Why I voted to reform NJ’s pension and benefit system

“Today marks an important turning point for the state of New Jersey.

In an unprecedented spirit of bipartisanship and cooperation, the members of this body are making some of the hard decisions necessary to prevent our state from going bankrupt.

It is a start – but it’s the first step on the long road back from the financial brink. The changes we are making today are fair and they are necessary.

Simply put, we have no other choice if we are to protect the interests of our taxpayers.

Unlike the polarization and gridlock in Washington, there appears to be a broad consensus here in the Legislature and in the Executive Branch on several changes that must be made to keep our state solvent.

I am gratified to be part of that bipartisan coalition that reasons together and finds common ground on serious issues.

Today also marks my first voting session as a member of the senate.

Given my background as a member and leader in organized labor, the votes we are taking are extraordinarily personal for me.

Therefore, I wanted to take this opportunity to make my position very clear.

When I asked the people of the 5th District to entrust me with their votes, I gave them my word that I would be their voice here in Trenton — that I would put them first, especially when it came to issues associated with taxes and spending

Among the most precious lessons my father instilled in me was that your word is your bond. And I intend to keep my word to my constituents and to the working families across this state.

Like my father, I have spent a lifetime on the front lines of the labor movement, working hand in hand with the people whose hard work, dedication and skill helped make this nation what it is today.

As he did before me, I have fought for the core principles of a days work for a days pay; quality health care, safe pensions and a safety net for all of our workers. We have made great progress over the years – and nothing we are doing through our votes today either impedes or reverses those advances.

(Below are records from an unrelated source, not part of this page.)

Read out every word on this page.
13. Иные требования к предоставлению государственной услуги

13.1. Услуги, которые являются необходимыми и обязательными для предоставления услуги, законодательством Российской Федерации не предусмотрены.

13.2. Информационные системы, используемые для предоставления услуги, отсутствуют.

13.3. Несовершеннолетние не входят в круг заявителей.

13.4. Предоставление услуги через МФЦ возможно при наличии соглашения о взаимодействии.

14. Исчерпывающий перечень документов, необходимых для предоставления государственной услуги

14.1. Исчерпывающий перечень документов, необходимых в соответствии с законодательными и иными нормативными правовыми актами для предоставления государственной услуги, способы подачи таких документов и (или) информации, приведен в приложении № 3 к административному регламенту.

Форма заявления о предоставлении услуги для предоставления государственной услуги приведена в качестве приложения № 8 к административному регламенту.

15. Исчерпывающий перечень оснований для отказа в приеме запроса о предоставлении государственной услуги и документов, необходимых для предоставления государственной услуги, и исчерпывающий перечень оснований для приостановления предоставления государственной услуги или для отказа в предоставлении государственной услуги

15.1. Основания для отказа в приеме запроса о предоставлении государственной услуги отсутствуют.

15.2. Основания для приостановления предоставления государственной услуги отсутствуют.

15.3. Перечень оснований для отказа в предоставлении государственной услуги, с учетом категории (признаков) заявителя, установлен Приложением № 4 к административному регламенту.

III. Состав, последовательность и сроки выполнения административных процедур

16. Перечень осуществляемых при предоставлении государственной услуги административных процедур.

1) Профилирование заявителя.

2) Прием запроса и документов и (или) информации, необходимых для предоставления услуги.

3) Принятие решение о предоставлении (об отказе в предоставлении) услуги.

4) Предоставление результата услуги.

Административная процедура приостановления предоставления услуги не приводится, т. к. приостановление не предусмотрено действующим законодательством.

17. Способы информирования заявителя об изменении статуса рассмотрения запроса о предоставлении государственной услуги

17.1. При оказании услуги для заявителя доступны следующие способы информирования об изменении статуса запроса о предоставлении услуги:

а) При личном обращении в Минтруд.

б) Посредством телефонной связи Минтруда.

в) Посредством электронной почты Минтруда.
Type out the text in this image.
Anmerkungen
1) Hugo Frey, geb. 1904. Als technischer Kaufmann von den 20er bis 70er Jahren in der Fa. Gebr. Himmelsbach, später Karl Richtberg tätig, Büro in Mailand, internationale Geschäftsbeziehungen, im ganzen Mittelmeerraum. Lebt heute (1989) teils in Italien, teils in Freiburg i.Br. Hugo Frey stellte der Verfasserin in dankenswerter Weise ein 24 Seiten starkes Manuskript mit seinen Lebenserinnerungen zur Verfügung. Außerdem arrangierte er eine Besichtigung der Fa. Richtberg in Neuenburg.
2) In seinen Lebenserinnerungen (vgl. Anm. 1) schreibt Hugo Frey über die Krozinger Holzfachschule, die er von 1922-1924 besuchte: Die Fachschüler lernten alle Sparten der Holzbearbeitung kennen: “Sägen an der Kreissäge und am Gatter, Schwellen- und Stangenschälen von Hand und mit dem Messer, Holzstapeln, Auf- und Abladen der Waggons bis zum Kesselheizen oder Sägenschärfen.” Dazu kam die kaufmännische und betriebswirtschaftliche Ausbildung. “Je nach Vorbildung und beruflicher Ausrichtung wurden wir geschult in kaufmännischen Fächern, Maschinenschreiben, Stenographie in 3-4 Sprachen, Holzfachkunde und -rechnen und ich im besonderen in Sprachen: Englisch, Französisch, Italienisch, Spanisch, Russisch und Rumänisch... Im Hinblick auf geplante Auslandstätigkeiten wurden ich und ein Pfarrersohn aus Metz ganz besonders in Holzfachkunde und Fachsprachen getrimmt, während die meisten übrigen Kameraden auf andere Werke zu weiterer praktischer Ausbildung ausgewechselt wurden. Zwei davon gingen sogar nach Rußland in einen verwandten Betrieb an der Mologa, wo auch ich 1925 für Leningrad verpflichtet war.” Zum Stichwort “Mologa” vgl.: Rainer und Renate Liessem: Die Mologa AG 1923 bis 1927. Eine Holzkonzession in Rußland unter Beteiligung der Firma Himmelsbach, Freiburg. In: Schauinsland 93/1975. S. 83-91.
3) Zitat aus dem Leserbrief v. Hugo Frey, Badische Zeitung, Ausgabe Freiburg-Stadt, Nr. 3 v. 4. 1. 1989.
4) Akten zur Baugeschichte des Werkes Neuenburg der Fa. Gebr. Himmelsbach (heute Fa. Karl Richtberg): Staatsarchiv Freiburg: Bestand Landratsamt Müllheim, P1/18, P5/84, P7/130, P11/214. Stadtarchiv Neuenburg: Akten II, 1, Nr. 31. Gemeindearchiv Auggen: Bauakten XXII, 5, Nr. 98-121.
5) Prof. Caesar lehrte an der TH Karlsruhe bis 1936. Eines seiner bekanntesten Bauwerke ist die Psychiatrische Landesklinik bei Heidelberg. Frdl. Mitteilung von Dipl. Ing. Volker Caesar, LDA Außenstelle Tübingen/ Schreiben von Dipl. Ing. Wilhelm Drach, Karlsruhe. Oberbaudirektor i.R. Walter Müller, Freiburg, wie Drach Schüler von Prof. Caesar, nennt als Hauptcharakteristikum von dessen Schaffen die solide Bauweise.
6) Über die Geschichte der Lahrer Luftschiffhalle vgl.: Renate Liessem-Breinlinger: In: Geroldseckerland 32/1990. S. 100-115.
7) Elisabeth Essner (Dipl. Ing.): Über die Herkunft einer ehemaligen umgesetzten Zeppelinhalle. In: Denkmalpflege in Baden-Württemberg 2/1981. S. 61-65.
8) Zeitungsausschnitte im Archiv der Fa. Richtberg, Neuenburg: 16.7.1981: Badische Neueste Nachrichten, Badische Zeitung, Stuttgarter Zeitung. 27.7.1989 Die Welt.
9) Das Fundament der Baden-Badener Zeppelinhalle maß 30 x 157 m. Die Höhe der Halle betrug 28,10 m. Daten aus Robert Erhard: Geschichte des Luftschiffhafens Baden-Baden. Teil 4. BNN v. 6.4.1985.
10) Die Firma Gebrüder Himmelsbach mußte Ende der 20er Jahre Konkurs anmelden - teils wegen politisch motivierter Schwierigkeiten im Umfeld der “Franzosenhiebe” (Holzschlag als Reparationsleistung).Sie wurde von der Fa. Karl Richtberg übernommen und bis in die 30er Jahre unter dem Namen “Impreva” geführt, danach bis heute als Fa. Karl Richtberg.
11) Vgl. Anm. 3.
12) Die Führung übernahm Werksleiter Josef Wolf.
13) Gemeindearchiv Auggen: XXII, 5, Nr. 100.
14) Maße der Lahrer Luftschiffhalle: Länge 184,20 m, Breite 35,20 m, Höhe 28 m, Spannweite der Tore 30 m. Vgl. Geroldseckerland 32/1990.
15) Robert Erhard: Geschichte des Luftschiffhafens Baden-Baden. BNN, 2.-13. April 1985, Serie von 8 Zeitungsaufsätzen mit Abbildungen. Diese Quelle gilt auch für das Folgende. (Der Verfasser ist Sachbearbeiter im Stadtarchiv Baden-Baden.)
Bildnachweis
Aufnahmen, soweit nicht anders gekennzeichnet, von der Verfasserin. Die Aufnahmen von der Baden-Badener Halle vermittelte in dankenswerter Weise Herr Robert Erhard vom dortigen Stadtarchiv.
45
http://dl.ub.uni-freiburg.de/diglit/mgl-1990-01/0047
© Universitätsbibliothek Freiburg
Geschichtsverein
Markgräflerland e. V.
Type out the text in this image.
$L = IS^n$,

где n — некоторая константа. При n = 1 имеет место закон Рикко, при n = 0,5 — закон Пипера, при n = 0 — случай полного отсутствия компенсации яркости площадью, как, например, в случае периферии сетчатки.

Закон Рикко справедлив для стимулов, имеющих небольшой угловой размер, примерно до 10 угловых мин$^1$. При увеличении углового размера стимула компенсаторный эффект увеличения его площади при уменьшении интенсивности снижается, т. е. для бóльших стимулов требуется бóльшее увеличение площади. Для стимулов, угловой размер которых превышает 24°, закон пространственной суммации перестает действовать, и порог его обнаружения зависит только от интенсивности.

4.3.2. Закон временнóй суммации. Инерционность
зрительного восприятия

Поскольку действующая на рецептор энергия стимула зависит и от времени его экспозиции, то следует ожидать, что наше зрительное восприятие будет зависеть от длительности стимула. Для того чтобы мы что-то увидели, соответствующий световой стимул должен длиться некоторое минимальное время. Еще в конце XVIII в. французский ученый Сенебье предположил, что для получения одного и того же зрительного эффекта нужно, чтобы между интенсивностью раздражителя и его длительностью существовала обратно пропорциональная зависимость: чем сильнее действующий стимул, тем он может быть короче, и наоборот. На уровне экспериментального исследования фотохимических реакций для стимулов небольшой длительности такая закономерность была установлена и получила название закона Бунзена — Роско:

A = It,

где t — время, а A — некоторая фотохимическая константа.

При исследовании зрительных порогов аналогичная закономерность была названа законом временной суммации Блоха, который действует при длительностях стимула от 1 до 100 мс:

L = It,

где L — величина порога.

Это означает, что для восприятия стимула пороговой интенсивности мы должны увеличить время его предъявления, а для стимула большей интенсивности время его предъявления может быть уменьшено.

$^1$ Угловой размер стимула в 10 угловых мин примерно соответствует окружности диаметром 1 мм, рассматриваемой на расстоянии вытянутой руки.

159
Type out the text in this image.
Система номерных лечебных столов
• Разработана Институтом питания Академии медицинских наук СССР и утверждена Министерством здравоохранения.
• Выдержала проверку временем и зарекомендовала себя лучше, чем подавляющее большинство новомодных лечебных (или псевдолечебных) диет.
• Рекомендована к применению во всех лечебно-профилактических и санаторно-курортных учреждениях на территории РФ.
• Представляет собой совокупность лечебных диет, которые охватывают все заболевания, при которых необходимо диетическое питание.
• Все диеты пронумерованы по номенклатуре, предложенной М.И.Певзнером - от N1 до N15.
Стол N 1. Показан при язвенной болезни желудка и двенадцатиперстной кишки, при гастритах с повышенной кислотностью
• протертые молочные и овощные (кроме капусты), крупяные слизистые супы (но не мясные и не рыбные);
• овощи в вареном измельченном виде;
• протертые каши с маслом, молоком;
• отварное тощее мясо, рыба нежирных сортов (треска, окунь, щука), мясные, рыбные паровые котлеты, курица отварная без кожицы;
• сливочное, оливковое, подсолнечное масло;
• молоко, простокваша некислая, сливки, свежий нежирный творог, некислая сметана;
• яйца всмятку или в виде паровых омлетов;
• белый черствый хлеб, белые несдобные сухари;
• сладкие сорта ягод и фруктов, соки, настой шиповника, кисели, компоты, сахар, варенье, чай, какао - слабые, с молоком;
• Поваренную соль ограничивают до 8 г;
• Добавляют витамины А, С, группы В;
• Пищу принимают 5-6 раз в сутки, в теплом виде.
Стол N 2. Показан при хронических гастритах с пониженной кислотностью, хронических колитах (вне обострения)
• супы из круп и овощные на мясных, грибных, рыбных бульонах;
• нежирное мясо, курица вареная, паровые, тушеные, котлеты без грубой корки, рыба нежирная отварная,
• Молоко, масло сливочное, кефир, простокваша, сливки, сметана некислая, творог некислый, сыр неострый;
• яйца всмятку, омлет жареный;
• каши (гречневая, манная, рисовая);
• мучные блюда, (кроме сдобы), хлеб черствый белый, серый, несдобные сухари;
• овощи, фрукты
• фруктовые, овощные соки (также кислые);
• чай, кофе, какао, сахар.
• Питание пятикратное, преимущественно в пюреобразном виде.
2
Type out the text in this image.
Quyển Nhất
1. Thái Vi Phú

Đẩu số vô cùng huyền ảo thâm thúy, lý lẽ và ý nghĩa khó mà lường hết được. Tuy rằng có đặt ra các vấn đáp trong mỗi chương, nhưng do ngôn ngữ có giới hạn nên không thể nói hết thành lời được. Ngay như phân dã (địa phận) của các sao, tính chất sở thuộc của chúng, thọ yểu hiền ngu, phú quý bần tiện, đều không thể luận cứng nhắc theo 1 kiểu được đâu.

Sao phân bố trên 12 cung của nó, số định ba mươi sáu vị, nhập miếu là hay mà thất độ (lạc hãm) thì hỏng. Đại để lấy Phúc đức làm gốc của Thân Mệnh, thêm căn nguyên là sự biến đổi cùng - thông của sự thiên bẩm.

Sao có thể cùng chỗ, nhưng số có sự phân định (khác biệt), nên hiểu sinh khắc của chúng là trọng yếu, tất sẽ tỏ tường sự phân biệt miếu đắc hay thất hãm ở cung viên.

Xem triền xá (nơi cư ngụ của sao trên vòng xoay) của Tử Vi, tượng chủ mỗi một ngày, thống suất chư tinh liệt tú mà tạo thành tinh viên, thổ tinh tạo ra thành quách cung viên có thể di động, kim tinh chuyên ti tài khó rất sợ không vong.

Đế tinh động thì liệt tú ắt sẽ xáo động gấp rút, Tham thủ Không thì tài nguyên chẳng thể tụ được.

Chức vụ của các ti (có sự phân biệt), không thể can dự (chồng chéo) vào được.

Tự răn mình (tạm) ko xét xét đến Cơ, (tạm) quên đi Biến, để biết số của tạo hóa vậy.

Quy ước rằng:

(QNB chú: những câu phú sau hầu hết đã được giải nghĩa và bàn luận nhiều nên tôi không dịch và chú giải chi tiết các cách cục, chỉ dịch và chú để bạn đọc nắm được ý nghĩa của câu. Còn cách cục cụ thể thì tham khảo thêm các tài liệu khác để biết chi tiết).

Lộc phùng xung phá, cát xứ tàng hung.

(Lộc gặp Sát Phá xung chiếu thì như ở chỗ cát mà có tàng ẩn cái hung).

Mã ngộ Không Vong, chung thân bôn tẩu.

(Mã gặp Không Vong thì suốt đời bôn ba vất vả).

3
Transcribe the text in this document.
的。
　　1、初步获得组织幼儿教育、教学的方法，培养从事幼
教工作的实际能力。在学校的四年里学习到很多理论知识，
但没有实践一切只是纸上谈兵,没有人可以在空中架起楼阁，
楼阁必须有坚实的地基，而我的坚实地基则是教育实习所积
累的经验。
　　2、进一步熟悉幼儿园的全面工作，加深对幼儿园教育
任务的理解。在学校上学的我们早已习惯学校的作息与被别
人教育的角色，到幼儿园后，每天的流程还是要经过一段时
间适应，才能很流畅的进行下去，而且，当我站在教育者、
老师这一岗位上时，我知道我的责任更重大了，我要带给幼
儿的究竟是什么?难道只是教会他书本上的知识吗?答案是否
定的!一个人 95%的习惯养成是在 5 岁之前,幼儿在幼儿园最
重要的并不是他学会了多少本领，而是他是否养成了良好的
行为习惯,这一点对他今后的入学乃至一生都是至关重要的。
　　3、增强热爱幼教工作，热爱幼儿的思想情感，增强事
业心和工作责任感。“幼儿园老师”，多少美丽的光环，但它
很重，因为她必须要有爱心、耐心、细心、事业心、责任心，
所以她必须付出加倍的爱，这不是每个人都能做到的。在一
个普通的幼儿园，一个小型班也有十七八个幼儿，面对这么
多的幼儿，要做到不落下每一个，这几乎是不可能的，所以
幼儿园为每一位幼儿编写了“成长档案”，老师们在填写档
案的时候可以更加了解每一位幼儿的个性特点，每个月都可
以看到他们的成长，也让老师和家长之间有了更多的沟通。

But we live in a far different world than we did 10, 20, or 50 years ago, when the working men and women of this state had to fight for decent pay and the most modest of benefits.

It was a fight that made us all proud. Over time, however, the benefits packages for our employees have caught up with those afforded private-sector workers, and today our taxpayers are burdened by a system they can no longer sustain.

That system is out of balance with what our taxpayers can afford, and therefore threatens the very viability of our state.

In fact, the state of New Jersey would be bankrupt if it was a private corporation.

The measures we are taking today are important steps toward striking a measure of balance between those who work for this state’s public institutions and those who pay for it – the taxpayers.

It is more than reasonable for taxpayers to expect employees to contribute toward the costs of their health and pension benefits.
 
As much as anyone, our employees should fully understand what the working families of this state are going through.

They should also realize that without a healthy employer –in this case, the taxpayers – neither the employer nor the employees benefit.

Although I recognize that no one wishes to compromise on any of the concessions won in the past, we are not asking them to accept anything that is unfair or unreasonable.
 
And so while no one is happy we’ve reached the uncomfortable place we’re at today, we are fortunate there is still time to do something about it.

I am proud of my efforts on behalf of organized labor here in New Jersey, and I will always be an advocate for fair pay, safe working conditions.

But I will also support reasonable solutions to this state’s serious budget problems.

I was elected to represent all the taxpayers of my district – and I am determined to do just that.”